No – lest I be pilloried here – I’m not saying that this works for all companies in the same way it works for Ryanair. Ryanair is happy to have a devil-may-care, abrasive, unsympathetic, non-customer-centric image – O’Leary (Michael, not Analytics) would be the first to say it’s all about keeping prices down – that’s all that matters (in tandem with making some money for the shareholders, obviously). Not all companies – in fact very few companies – would wish to be seen in the same way.

But that’s not to say that we can’t all learn something from the Ryanair example – adapt their mindset and way of doing things to suit our own set-up, and our own corporate culture. And in so doing, maybe get a greater level of control over our media’s agenda.

Public Relations – A Question Of Ethics

Credit where credit is due – good feature in last week’s PR Week (probably still on sale at a newsstand near you, this week’s cover price £53.47) on the subject of Professional Ethics: Should You Promote These Products?

And it was a good piece – not only did it address the issue of whether who you work for and what you stand for are, possibly, different things – it also rounded up some decent spokespeople. I’m not saying it wasn’t flawed – have a quick shufti here – but it was thought-provoking and it did address one of the big industry issues.

It was particularly resonant for me because it’s an issue that I had a quick go at, some time ago, here on this very blog. If you fancy it, you can have a quick scan here.

In brief, I said that I didn’t care very much – I’m a smoker, I drink, I’ve been known to eat chips and fatty foods and, as someone has to defend the reputation of the arms industry, then it might as well be me.
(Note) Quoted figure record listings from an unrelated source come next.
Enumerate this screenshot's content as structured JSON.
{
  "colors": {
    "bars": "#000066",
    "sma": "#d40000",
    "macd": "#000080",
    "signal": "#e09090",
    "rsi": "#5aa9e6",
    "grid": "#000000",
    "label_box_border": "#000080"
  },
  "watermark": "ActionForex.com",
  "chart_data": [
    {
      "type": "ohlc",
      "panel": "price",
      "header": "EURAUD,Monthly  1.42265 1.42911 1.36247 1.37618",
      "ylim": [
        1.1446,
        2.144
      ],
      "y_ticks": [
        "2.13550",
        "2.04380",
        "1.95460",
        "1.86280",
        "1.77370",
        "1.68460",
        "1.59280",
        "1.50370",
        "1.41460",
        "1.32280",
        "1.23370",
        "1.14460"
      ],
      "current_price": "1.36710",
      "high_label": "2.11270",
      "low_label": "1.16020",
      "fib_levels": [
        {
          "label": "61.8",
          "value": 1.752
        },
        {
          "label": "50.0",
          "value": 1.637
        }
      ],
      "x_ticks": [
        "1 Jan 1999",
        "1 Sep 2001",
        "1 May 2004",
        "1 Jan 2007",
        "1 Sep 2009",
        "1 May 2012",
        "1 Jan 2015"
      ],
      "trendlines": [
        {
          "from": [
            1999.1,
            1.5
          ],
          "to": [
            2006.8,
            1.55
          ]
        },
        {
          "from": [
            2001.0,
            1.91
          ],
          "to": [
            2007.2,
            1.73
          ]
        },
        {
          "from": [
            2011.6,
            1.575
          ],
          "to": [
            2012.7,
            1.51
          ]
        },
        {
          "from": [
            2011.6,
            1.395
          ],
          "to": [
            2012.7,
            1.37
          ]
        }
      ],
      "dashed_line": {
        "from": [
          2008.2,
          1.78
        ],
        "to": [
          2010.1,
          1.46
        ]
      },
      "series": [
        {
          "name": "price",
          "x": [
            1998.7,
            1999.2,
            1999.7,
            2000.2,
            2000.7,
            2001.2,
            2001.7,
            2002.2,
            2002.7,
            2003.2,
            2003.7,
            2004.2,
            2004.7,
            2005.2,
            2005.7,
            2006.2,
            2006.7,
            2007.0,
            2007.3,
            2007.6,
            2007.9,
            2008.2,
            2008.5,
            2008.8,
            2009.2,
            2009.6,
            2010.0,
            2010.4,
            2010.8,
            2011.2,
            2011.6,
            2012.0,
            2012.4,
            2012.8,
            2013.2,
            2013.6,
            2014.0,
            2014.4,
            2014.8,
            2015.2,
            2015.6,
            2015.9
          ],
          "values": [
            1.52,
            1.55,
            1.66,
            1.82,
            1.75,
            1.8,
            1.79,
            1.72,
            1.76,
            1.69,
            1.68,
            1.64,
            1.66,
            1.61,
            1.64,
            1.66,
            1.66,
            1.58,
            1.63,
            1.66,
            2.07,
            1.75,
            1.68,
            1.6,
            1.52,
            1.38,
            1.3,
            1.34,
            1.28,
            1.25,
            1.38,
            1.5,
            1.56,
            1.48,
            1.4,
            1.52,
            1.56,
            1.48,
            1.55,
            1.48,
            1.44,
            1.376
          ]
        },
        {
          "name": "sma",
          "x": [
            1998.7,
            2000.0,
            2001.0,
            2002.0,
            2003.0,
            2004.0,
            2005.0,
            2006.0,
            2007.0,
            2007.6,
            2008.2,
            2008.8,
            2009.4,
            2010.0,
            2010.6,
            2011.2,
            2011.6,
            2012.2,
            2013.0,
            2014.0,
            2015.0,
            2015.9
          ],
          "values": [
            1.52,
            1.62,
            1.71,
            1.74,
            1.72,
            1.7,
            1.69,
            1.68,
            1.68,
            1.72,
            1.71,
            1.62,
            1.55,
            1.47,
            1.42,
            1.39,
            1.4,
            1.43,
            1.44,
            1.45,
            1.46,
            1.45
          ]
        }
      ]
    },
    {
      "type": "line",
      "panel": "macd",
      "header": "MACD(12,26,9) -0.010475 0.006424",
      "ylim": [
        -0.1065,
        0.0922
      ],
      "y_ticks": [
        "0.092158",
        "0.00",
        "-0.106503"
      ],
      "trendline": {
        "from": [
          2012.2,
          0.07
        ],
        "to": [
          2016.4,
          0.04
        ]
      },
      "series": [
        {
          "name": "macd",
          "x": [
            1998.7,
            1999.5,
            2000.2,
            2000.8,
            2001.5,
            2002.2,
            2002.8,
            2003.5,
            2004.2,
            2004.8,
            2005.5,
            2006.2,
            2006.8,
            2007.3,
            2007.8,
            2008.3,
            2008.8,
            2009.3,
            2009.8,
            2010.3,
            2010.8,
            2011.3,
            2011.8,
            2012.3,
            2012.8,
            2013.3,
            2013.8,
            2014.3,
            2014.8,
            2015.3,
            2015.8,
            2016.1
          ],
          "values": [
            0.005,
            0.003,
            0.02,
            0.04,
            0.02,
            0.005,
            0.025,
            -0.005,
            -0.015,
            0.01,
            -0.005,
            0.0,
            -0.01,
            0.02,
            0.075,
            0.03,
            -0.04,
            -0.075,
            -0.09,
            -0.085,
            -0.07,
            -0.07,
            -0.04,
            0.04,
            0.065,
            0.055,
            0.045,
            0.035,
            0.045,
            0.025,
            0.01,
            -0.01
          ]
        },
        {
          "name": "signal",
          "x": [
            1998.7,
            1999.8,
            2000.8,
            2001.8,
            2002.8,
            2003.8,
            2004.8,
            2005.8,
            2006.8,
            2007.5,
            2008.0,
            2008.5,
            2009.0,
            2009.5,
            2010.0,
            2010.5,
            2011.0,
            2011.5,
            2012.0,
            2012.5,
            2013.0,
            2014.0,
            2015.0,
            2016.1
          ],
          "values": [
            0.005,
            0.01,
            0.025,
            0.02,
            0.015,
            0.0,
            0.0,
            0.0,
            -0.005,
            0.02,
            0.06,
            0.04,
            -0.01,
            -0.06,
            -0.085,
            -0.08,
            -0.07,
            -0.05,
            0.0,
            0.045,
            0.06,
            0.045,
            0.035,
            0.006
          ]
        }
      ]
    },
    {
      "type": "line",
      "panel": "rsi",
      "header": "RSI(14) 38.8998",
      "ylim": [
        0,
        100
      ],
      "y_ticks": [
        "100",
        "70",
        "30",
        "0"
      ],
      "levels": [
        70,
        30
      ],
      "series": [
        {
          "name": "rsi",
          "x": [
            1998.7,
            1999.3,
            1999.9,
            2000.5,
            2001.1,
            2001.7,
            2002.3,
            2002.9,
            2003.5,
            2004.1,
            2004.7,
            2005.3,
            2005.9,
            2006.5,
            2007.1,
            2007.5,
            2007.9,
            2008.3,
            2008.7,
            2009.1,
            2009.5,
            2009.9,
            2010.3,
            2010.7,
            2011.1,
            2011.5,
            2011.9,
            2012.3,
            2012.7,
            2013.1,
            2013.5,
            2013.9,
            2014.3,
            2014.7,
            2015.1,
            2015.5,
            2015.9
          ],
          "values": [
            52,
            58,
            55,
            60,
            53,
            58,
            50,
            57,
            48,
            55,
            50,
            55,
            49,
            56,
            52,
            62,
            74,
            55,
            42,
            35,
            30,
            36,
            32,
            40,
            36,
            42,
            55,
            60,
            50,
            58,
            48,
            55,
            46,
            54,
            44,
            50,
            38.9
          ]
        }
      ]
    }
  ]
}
I should qualify it, however, and in the light of the PR Week article, by saying that while I (obviously) have the life principles and overall standards of a weasel, I would not consider, on behalf of any client, running a communications strategy that was illegal, unethical or harmful. I think this is where the confusion lies – just because a company’s products may have the potential to be harmful (alcohol, tobacco, guns), doesn’t mean that the comms strategy has, or needs, to be.

(And yes, within my own moral code, lying on behalf of my employer is allowed – where the greater good of that employer and its stakeholders would be compromised by my not so doing. Which is a very rare occurrence.)

So was there anything that I wouldn’t touch with a bargepole? Well, yes. And this is why the PR Week article struck a chord. Very topical.

It was the thing that (I think) the PR Week article missed out. Forget guns, booze, fags, porn and fried food. It’s much worse than that. It’s something on which – I think – we can all agree.

It’s Nick Griffin and the horrible wingnuts over at the BNP.